GALI, DFWatch–After requiring people to obtain a residency permit which costs almost USD 200, breakaway Abkhazia now threatens to cut off pensions and teachers’ salaries of those who don’t comply. Locals in the Gali region consider the new regulation a form of blackmail.

Gali residents, who are predominantly Georgian, believe the rationale behind introducing obligatory residency permit is to extort as much money from locals as possible.

“We have been threatened of having our pension taken away if we don’t obtain a residence permit. The goal can only be to earn money, since such a document costs about 500 lari. How can a pensioner earn such an amount?” a resident of the village Tagiloni told DFWatch.

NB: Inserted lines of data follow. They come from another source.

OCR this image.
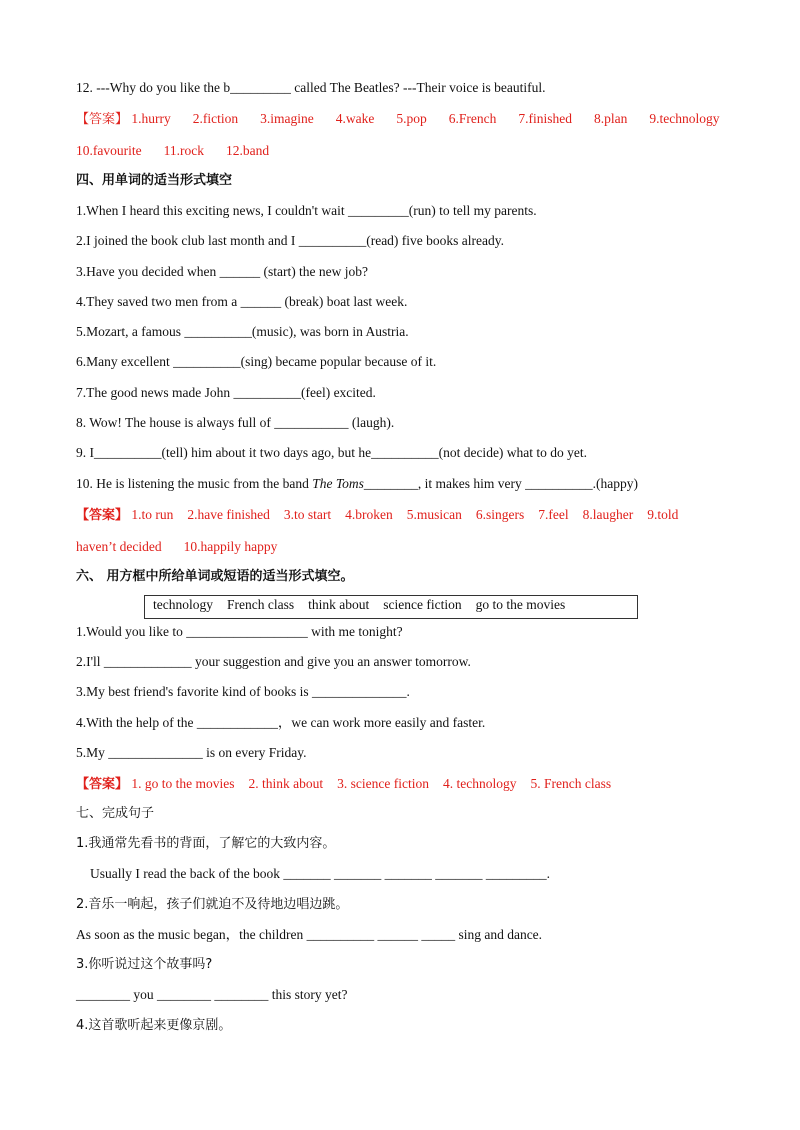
12. ---Why do you like the b_________ called The Beatles? ---Their voice is beautiful.
【答案】 1.hurry 2.fiction 3.imagine 4.wake 5.pop 6.French 7.finished 8.plan 9.technology
10.favourite 11.rock 12.band
四、用单词的适当形式填空
1.When I heard this exciting news, I couldn't wait _________(run) to tell my parents.
2.I joined the book club last month and I __________(read) five books already.
3.Have you decided when ______ (start) the new job?
4.They saved two men from a ______ (break) boat last week.
5.Mozart, a famous __________(music), was born in Austria.
6.Many excellent __________(sing) became popular because of it.
7.The good news made John __________(feel) excited.
8. Wow! The house is always full of ___________ (laugh).
9. I__________(tell) him about it two days ago, but he__________(not decide) what to do yet.
10. He is listening the music from the band The Toms________, it makes him very __________.(happy)
【答案】 1.to run 2.have finished 3.to start 4.broken 5.musican 6.singers 7.feel 8.laugher 9.told
haven’t decided 10.happily happy
六、 用方框中所给单词或短语的适当形式填空。
technology French class think about science fiction go to the movies
1.Would you like to __________________ with me tonight?
2.I'll _____________ your suggestion and give you an answer tomorrow.
3.My best friend's favorite kind of books is ______________.
4.With the help of the ____________，we can work more easily and faster.
5.My ______________ is on every Friday.
【答案】 1. go to the movies 2. think about 3. science fiction 4. technology 5. French class
七、完成句子
1.我通常先看书的背面，了解它的大致内容。
Usually I read the back of the book _______ _______ _______ _______ _________.
2.音乐一响起，孩子们就迫不及待地边唱边跳。
As soon as the music began，the children __________ ______ _____ sing and dance.
3.你听说过这个故事吗?
________ you ________ ________ this story yet?
4.这首歌听起来更像京剧。
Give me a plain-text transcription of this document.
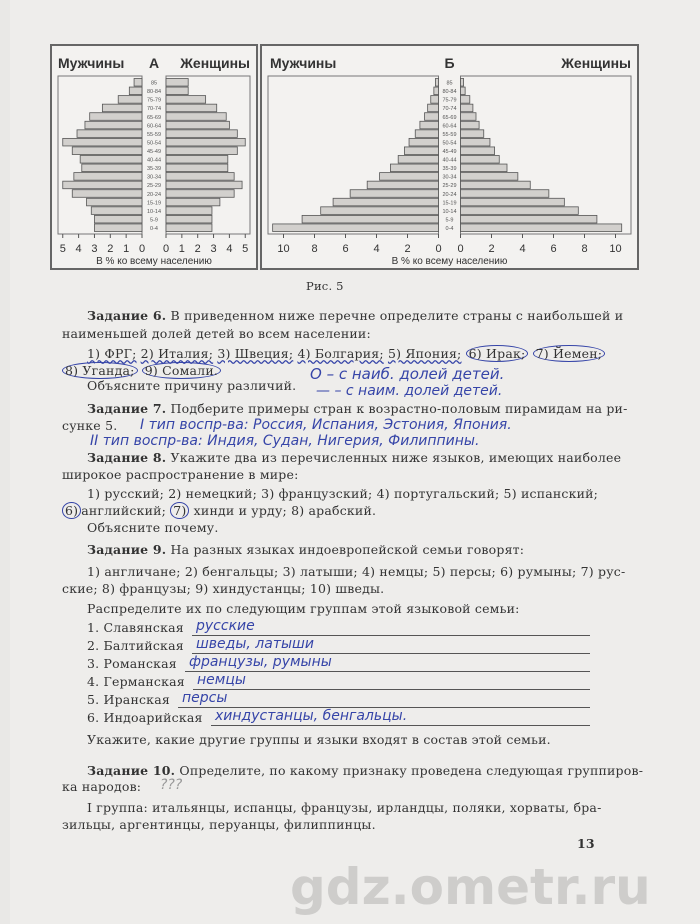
Мужчины А Женщины
85
80-84
75-79
70-74
65-69
60-64
55-59
50-54
45-49
40-44
35-39
30-34
25-29
20-24
15-19
10-14
5-9
0-4
5	5
4	4
3	3
2	2
1	1
0 0
В % ко всему населению
Мужчины	Б	Женщины
85
80-84
75-79
70-74
65-69
60-64
55-59
50-54
45-49
40-44
35-39
30-34
25-29
20-24
15-19
10-14
5-9
0-4
10	10
8	8
6	6
4	4
2	2
0 0
В % ко всему населению
Рис. 5
gdz.ometr.ru
Задание 6. В приведенном ниже перечне определите страны с наибольшей и
наименьшей долей детей во всем населении:
1) ФРГ; 2) Италия; 3) Швеция; 4) Болгария; 5) Япония; 6) Ирак; 7) Йемен;
8) Уганда; 9) Сомали.
Объясните причину различий.
О – с наиб. долей детей.
— – с наим. долей детей.
Задание 7. Подберите примеры стран к возрастно-половым пирамидам на ри-
сунке 5. I тип воспр-ва: Россия, Испания, Эстония, Япония.
II тип воспр-ва: Индия, Судан, Нигерия, Филиппины.
Задание 8. Укажите два из перечисленных ниже языков, имеющих наиболее
широкое распространение в мире:
1) русский; 2) немецкий; 3) французский; 4) португальский; 5) испанский;
6) английский; 7) хинди и урду; 8) арабский.
Объясните почему.
Задание 9. На разных языках индоевропейской семьи говорят:
1) англичане; 2) бенгальцы; 3) латыши; 4) немцы; 5) персы; 6) румыны; 7) рус-
ские; 8) французы; 9) хиндустанцы; 10) шведы.
Распределите их по следующим группам этой языковой семьи:
1. Славянская русские
2. Балтийская шведы, латыши
3. Романская французы, румыны
4. Германская немцы
5. Иранская персы
6. Индоарийская хиндустанцы, бенгальцы.
Укажите, какие другие группы и языки входят в состав этой семьи.
Задание 10. Определите, по какому признаку проведена следующая группиров-
ка народов: ???
I группа: итальянцы, испанцы, французы, ирландцы, поляки, хорваты, бра-
зильцы, аргентинцы, перуанцы, филиппинцы.
13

Adolescents over the age of 14 are have to get a residency permit. Locals fear that these demands sound like something of an ultimatum.

Sokhumi separatist authorities started issuing Abkhaz passports using the same type of threat. Specifically, that pensioners would have their pensions taken away, teachers were threatened of losing their salaries, and school pupils were threatened of being denied secondary education certificate, but due to internal disagreement within the Sokhumi government, the process was eventually discontinued. However, those Gali residents who started obtaining the necessary documentation have lost all the money they spent on the process.

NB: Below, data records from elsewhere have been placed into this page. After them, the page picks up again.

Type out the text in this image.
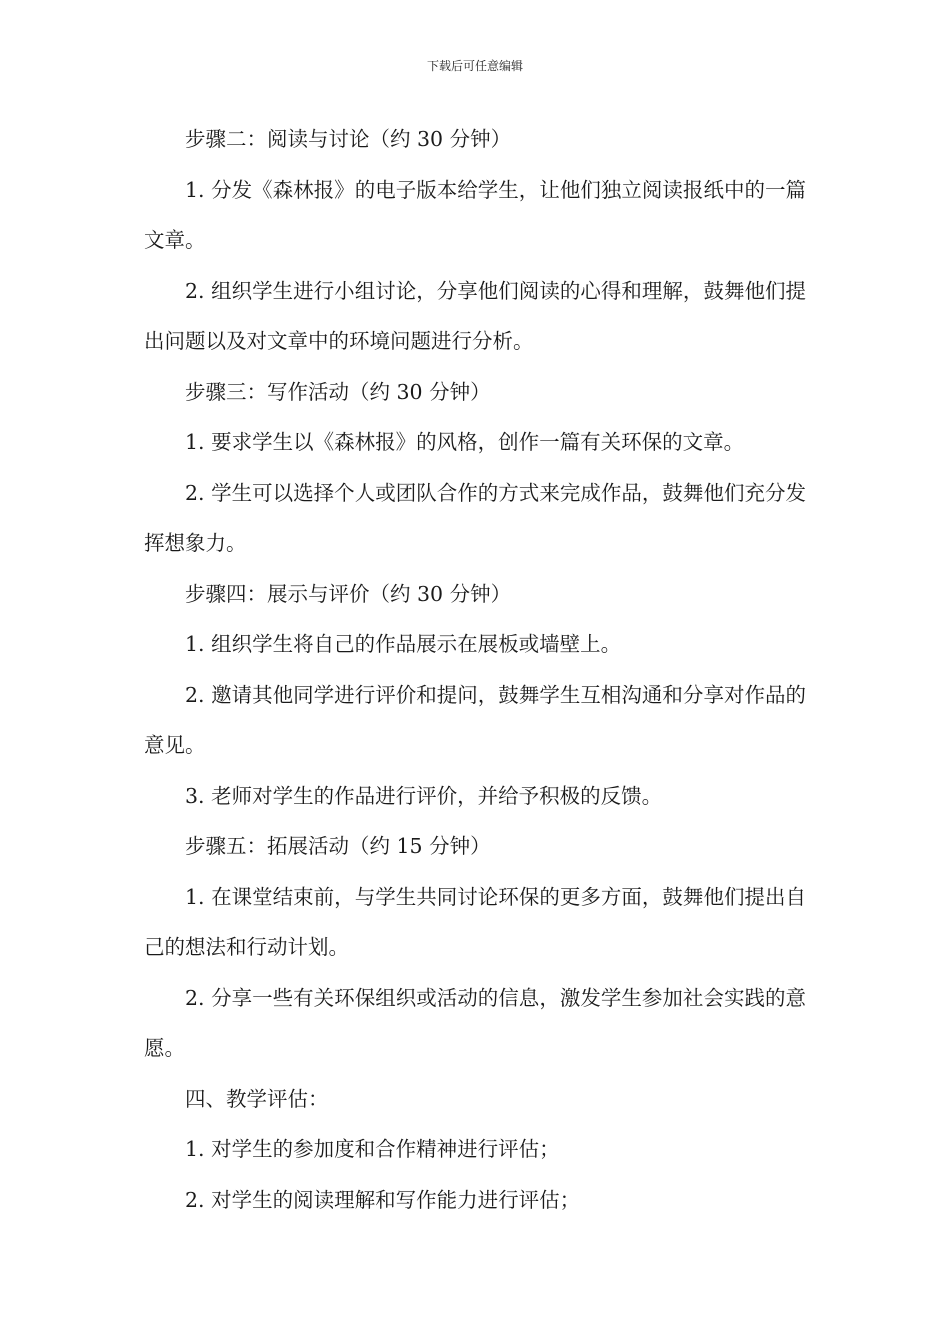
下载后可任意编辑

步骤二：阅读与讨论（约 30 分钟）

1. 分发《森林报》的电子版本给学生，让他们独立阅读报纸中的一篇文章。

2. 组织学生进行小组讨论，分享他们阅读的心得和理解，鼓舞他们提出问题以及对文章中的环境问题进行分析。

步骤三：写作活动（约 30 分钟）

1. 要求学生以《森林报》的风格，创作一篇有关环保的文章。

2. 学生可以选择个人或团队合作的方式来完成作品，鼓舞他们充分发挥想象力。

步骤四：展示与评价（约 30 分钟）

1. 组织学生将自己的作品展示在展板或墙壁上。

2. 邀请其他同学进行评价和提问，鼓舞学生互相沟通和分享对作品的意见。

3. 老师对学生的作品进行评价，并给予积极的反馈。

步骤五：拓展活动（约 15 分钟）

1. 在课堂结束前，与学生共同讨论环保的更多方面，鼓舞他们提出自己的想法和行动计划。

2. 分享一些有关环保组织或活动的信息，激发学生参加社会实践的意愿。

四、教学评估：

1. 对学生的参加度和合作精神进行评估；

2. 对学生的阅读理解和写作能力进行评估；
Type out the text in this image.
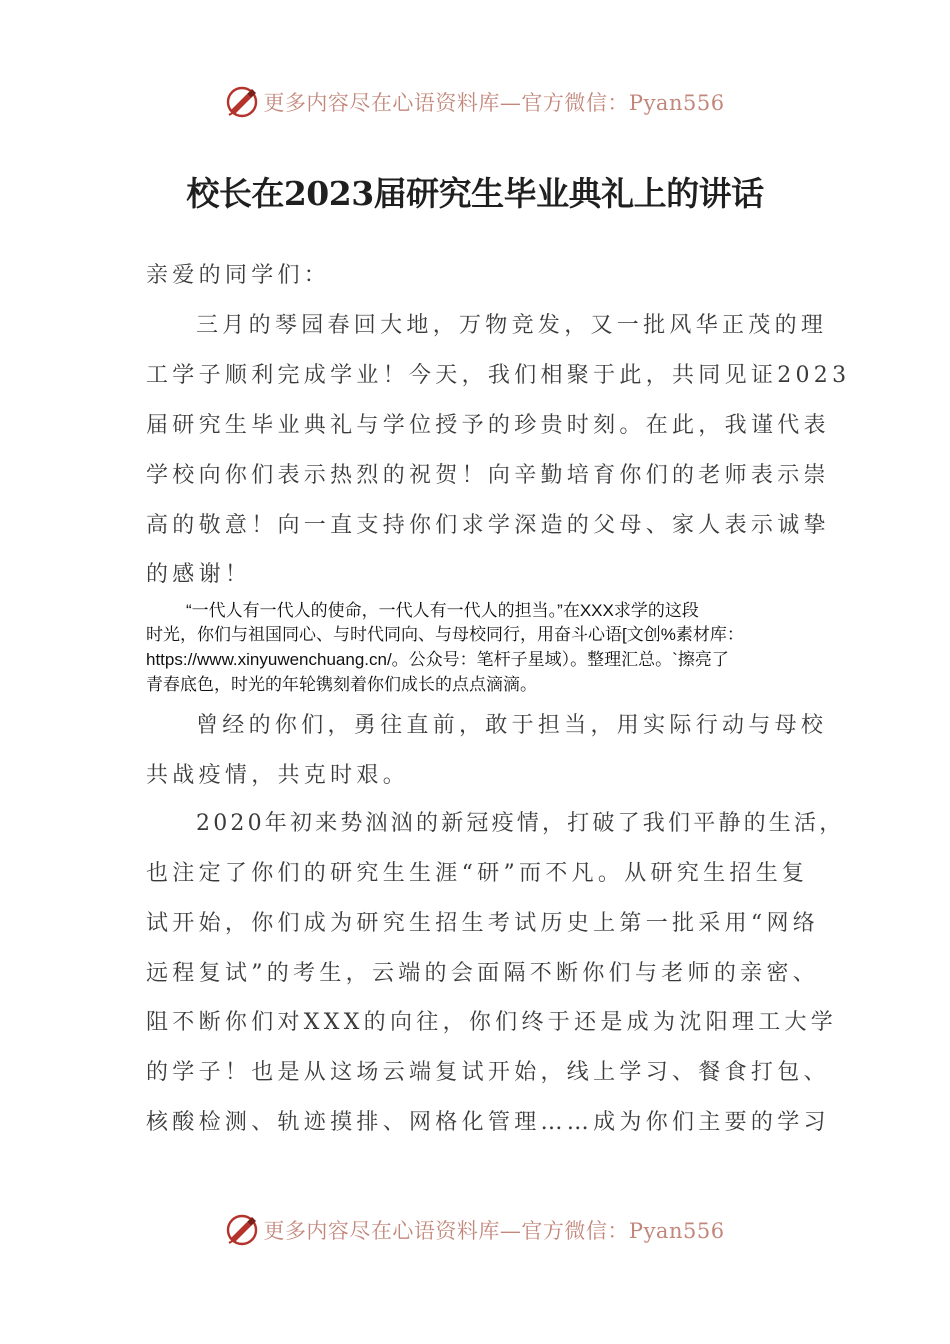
更多内容尽在心语资料库—官方微信：Pyan556
校长在2023届研究生毕业典礼上的讲话

亲爱的同学们：

三月的琴园春回大地，万物竞发，又一批风华正茂的理

工学子顺利完成学业！今天，我们相聚于此，共同见证2023

届研究生毕业典礼与学位授予的珍贵时刻。在此，我谨代表

学校向你们表示热烈的祝贺！向辛勤培育你们的老师表示崇

高的敬意！向一直支持你们求学深造的父母、家人表示诚挚

的感谢！

“一代人有一代人的使命，一代人有一代人的担当。”在XXX求学的这段

时光，你们与祖国同心、与时代同向、与母校同行，用奋斗心语[文创%素材库：

https://www.xinyuwenchuang.cn/。公众号：笔杆子星域）。整理汇总。`擦亮了

青春底色，时光的年轮镌刻着你们成长的点点滴滴。

曾经的你们，勇往直前，敢于担当，用实际行动与母校

共战疫情，共克时艰。

2020年初来势汹汹的新冠疫情，打破了我们平静的生活，

也注定了你们的研究生生涯“研”而不凡。从研究生招生复

试开始，你们成为研究生招生考试历史上第一批采用“网络

远程复试”的考生，云端的会面隔不断你们与老师的亲密、

阻不断你们对XXX的向往，你们终于还是成为沈阳理工大学

的学子！也是从这场云端复试开始，线上学习、餐食打包、

核酸检测、轨迹摸排、网格化管理……成为你们主要的学习

更多内容尽在心语资料库—官方微信：Pyan556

Abkhazia breakaway authorities pay pensions only to those who possess either Abkhazian or old Soviet passports. The basic pension is 150 Russian rubles per month (a mere USD 2.70). In case of having a work book, the pension is 500 rubles (USD 8.90). Most of them also receive a Georgian pension, which is about 200 lari (USD 80).

Those having a Russian passport receive as much as 5,000 rubles (USD 88), but only a handful of Gali residents have that.

The residency permit grants Gali residents only freedom of movement but denies them other civil liberties, such as taking part in elections or being elected to office or buying a property.